Foi debaixo de chuva ininterrupta que cerca de 20 representantes de associações de micro e pequenas empresas de Portugal se manifestaram na Praça Carlos Alberto, na Baixa do Porto, para denunciarem, com discursos e com cartazes, que o Governo está a falhar nos apoios aos micro negócios.

“Faltam-nos os apoios que não chegam em devido tempo o que é muito gravoso da situação que existe neste momento para os diversos setores da economia nacional”, declarou o presidente da Confederação Portuguesa das Micro, Pequenas e Médias Empresas (CCPPME), Jorge Pisco, em entrevista aos jornalistas, lembrando que, para além da restauração e hotelaria, todos os outros setores da economia nacional, como os agentes de turismo, feirantes, cabeleireiros, barbeiros, construção de ‘stands’, entre outros, estão a “atravessar situações muito complicadas”.

Jorge Pisco voltou hoje a pedir ao Governo que seja criado ainda este ano um fundo de tesouraria para as micro e pequenas empresas, realçando que “é tarde” se o fundo de tesouraria só chegar para o final do primeiro trimestre de 2021, como “foi já aprovado em Orçamento de Estado para 2021”.

“Não é com os apoios que esperam que venham da Comunidade Europeia no próximo ano. São medidas neste momento. Estamos no final do ano. A situação é catastrófica. As empresas estão descapitalizadas, vão fechar, o desemprego vai aumentar e se o apoio não apoia neste momento vai ter de se dar subsídios de desemprego e a situação vai ser muito grave”, avisa aquele dirigente, recordando que desde 19 de março que avisaram o Governo sobre a necessidade de injetar nas empresas um fundo de tesouraria.

Segundo Jorge Pisco, as micro e pequenas empresas “tinham e têm necessidade de um fundo de tesouraria”.

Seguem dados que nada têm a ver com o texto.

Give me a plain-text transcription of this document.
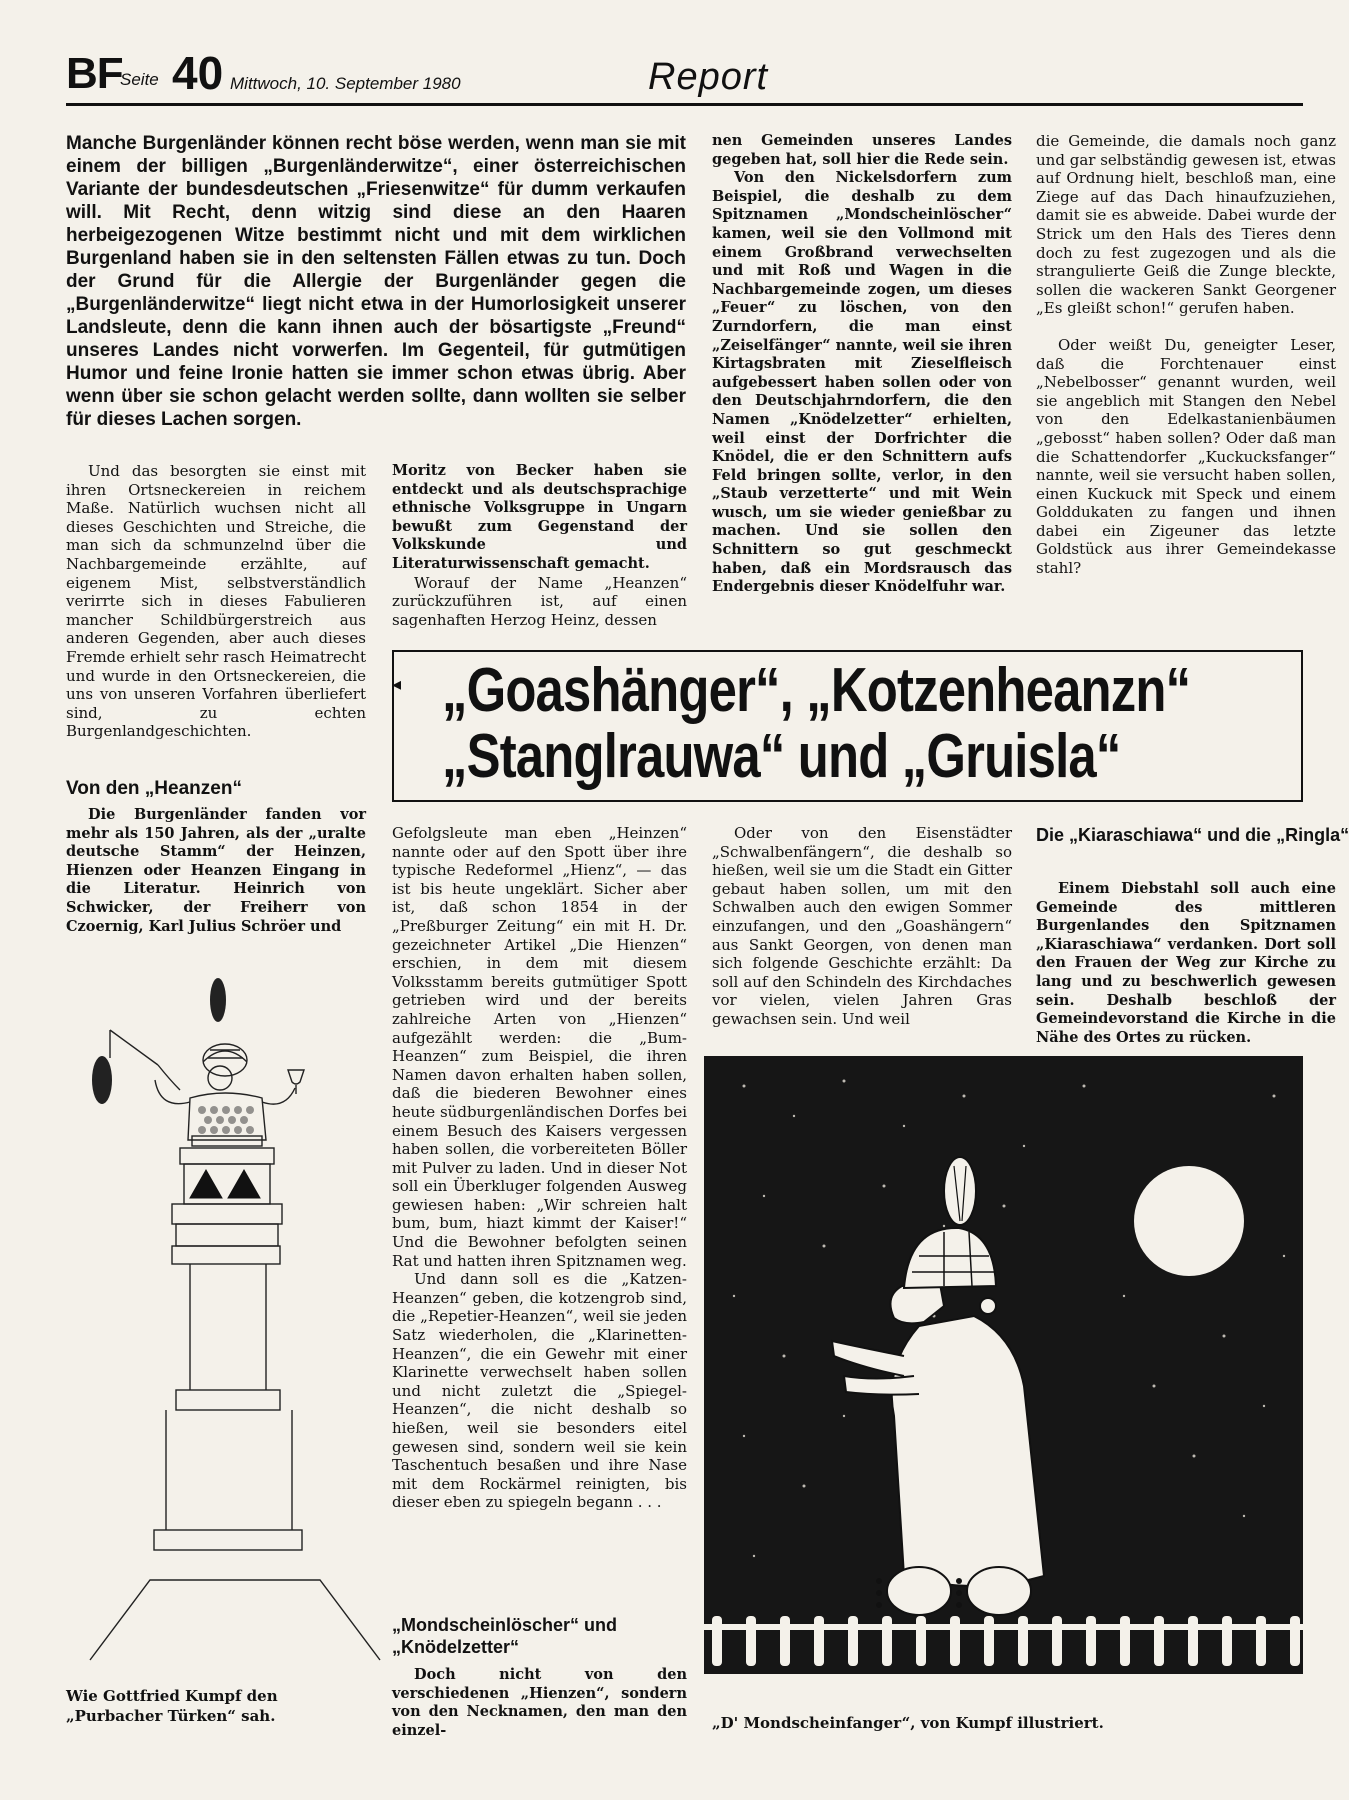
BF
Seite 40 Mittwoch, 10. September 1980	Report

Manche Burgenländer können recht böse werden, wenn man sie mit einem der billigen „Burgenländerwitze“, einer österreichischen Variante der bundesdeutschen „Friesenwitze“ für dumm verkaufen will. Mit Recht, denn witzig sind diese an den Haaren herbeigezogenen Witze bestimmt nicht und mit dem wirklichen Burgenland haben sie in den seltensten Fällen etwas zu tun. Doch der Grund für die Allergie der Burgenländer gegen die „Burgenländerwitze“ liegt nicht etwa in der Humorlosigkeit unserer Landsleute, denn die kann ihnen auch der bösartigste „Freund“ unseres Landes nicht vorwerfen. Im Gegenteil, für gutmütigen Humor und feine Ironie hatten sie immer schon etwas übrig. Aber wenn über sie schon gelacht werden sollte, dann wollten sie selber für dieses Lachen sorgen.

Und das besorgten sie einst mit ihren Ortsneckereien in reichem Maße. Natürlich wuchsen nicht all dieses Geschichten und Streiche, die man sich da schmunzelnd über die Nachbargemeinde erzählte, auf eigenem Mist, selbstverständlich verirrte sich in dieses Fabulieren mancher Schildbürgerstreich aus anderen Gegenden, aber auch dieses Fremde erhielt sehr rasch Heimatrecht und wurde in den Ortsneckereien, die uns von unseren Vorfahren überliefert sind, zu echten Burgenlandgeschichten.

Moritz von Becker haben sie entdeckt und als deutschsprachige ethnische Volksgruppe in Ungarn bewußt zum Gegenstand der Volkskunde und Literaturwissenschaft gemacht.

Worauf der Name „Heanzen“ zurückzuführen ist, auf einen sagenhaften Herzog Heinz, dessen

nen Gemeinden unseres Landes gegeben hat, soll hier die Rede sein.

Von den Nickelsdorfern zum Beispiel, die deshalb zu dem Spitznamen „Mondscheinlöscher“ kamen, weil sie den Vollmond mit einem Großbrand verwechselten und mit Roß und Wagen in die Nachbargemeinde zogen, um dieses „Feuer“ zu löschen, von den Zurndorfern, die man einst „Zeiselfänger“ nannte, weil sie ihren Kirtagsbraten mit Zieselfleisch aufgebessert haben sollen oder von den Deutschjahrndorfern, die den Namen „Knödelzetter“ erhielten, weil einst der Dorfrichter die Knödel, die er den Schnittern aufs Feld bringen sollte, verlor, in den „Staub verzetterte“ und mit Wein wusch, um sie wieder genießbar zu machen. Und sie sollen den Schnittern so gut geschmeckt haben, daß ein Mordsrausch das Endergebnis dieser Knödelfuhr war.

die Gemeinde, die damals noch ganz und gar selbständig gewesen ist, etwas auf Ordnung hielt, beschloß man, eine Ziege auf das Dach hinaufzuziehen, damit sie es abweide. Dabei wurde der Strick um den Hals des Tieres denn doch zu fest zugezogen und als die strangulierte Geiß die Zunge bleckte, sollen die wackeren Sankt Georgener „Es gleißt schon!“ gerufen haben.

Oder weißt Du, geneigter Leser, daß die Forchtenauer einst „Nebelbosser“ genannt wurden, weil sie angeblich mit Stangen den Nebel von den Edelkastanienbäumen „gebosst“ haben sollen? Oder daß man die Schattendorfer „Kuckucksfanger“ nannte, weil sie versucht haben sollen, einen Kuckuck mit Speck und einem Golddukaten zu fangen und ihnen dabei ein Zigeuner das letzte Goldstück aus ihrer Gemeindekasse stahl?

◂ „Goashänger“, „Kotzenheanzn“
„Stanglrauwa“ und „Gruisla“
Von den „Heanzen“

Die Burgenländer fanden vor mehr als 150 Jahren, als der „uralte deutsche Stamm“ der Heinzen, Hienzen oder Heanzen Eingang in die Literatur. Heinrich von Schwicker, der Freiherr von Czoernig, Karl Julius Schröer und

Wie Gottfried Kumpf den „Purbacher Türken“ sah.

Gefolgsleute man eben „Heinzen“ nannte oder auf den Spott über ihre typische Redeformel „Hienz“, — das ist bis heute ungeklärt. Sicher aber ist, daß schon 1854 in der „Preßburger Zeitung“ ein mit H. Dr. gezeichneter Artikel „Die Hienzen“ erschien, in dem mit diesem Volksstamm bereits gutmütiger Spott getrieben wird und der bereits zahlreiche Arten von „Hienzen“ aufgezählt werden: die „Bum-Heanzen“ zum Beispiel, die ihren Namen davon erhalten haben sollen, daß die biederen Bewohner eines heute südburgenländischen Dorfes bei einem Besuch des Kaisers vergessen haben sollen, die vorbereiteten Böller mit Pulver zu laden. Und in dieser Not soll ein Überkluger folgenden Ausweg gewiesen haben: „Wir schreien halt bum, bum, hiazt kimmt der Kaiser!“ Und die Bewohner befolgten seinen Rat und hatten ihren Spitznamen weg.

Und dann soll es die „Katzen-Heanzen“ geben, die kotzengrob sind, die „Repetier-Heanzen“, weil sie jeden Satz wiederholen, die „Klarinetten-Heanzen“, die ein Gewehr mit einer Klarinette verwechselt haben sollen und nicht zuletzt die „Spiegel-Heanzen“, die nicht deshalb so hießen, weil sie besonders eitel gewesen sind, sondern weil sie kein Taschentuch besaßen und ihre Nase mit dem Rockärmel reinigten, bis dieser eben zu spiegeln begann . . .

„Mondscheinlöscher“ und „Knödelzetter“

Doch nicht von den verschiedenen „Hienzen“, sondern von den Necknamen, den man den einzel-

Oder von den Eisenstädter „Schwalbenfängern“, die deshalb so hießen, weil sie um die Stadt ein Gitter gebaut haben sollen, um mit den Schwalben auch den ewigen Sommer einzufangen, und den „Goashängern“ aus Sankt Georgen, von denen man sich folgende Geschichte erzählt: Da soll auf den Schindeln des Kirchdaches vor vielen, vielen Jahren Gras gewachsen sein. Und weil

Die „Kiaraschiawa“ und die „Ringla“

Einem Diebstahl soll auch eine Gemeinde des mittleren Burgenlandes den Spitznamen „Kiaraschiawa“ verdanken. Dort soll den Frauen der Weg zur Kirche zu lang und zu beschwerlich gewesen sein. Deshalb beschloß der Gemeindevorstand die Kirche in die Nähe des Ortes zu rücken.

„D' Mondscheinfanger“, von Kumpf illustriert.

“Existem milhares de empresários que estão neste momento com empresas encerradas a aguardar para saber se vão ou não fechar definitivamente o seu negócio. E aquilo que nós sabemos é que as empresas se não tiverem esses apoios certamente dentro de meses então encerram definitivamente as suas empresas e os seus trabalhadores irão para o desemprego”.

Em declarações à Lusa, Fernando de Sousa, presidente da Associação dos Cabeleireiros de Portugal, com 1.800 associados, relata que o setor da cabeleireiro, barbearia e institutos de beleza sentiu uma “diminuição acentuadíssima aos salões” e que se não tiver apoios do Governo urgentes vão ter de encerrar os negócios.

Não é falta dos clientes, é diminuição da sua ida mais assídua aos estabelecimentos. Por exemplo, uma cliente que ia de 15 em 15 dias, agora vai de dois em dois meses, explica, asseverando que seria “fundamental reduzir o IVA para 12 ou 13%” - o IVA atual é 23%.

“Se ele fosse para 12 ou 13% era uma ajuda espetacular”, considera Fernando Sousa.

Os cerca de 20 representantes de associações de micro e pequenas empresas de Portugal seguravam hoje nas mãos cartazes onde se podia ler “Eu vim porque isto é comigo”, “Redução do IVA”, “Redução das Rendas e impostos inerentes”, “Criação do Fundo de Tesouraria” e “Apoiar as Pequenas Empresas”.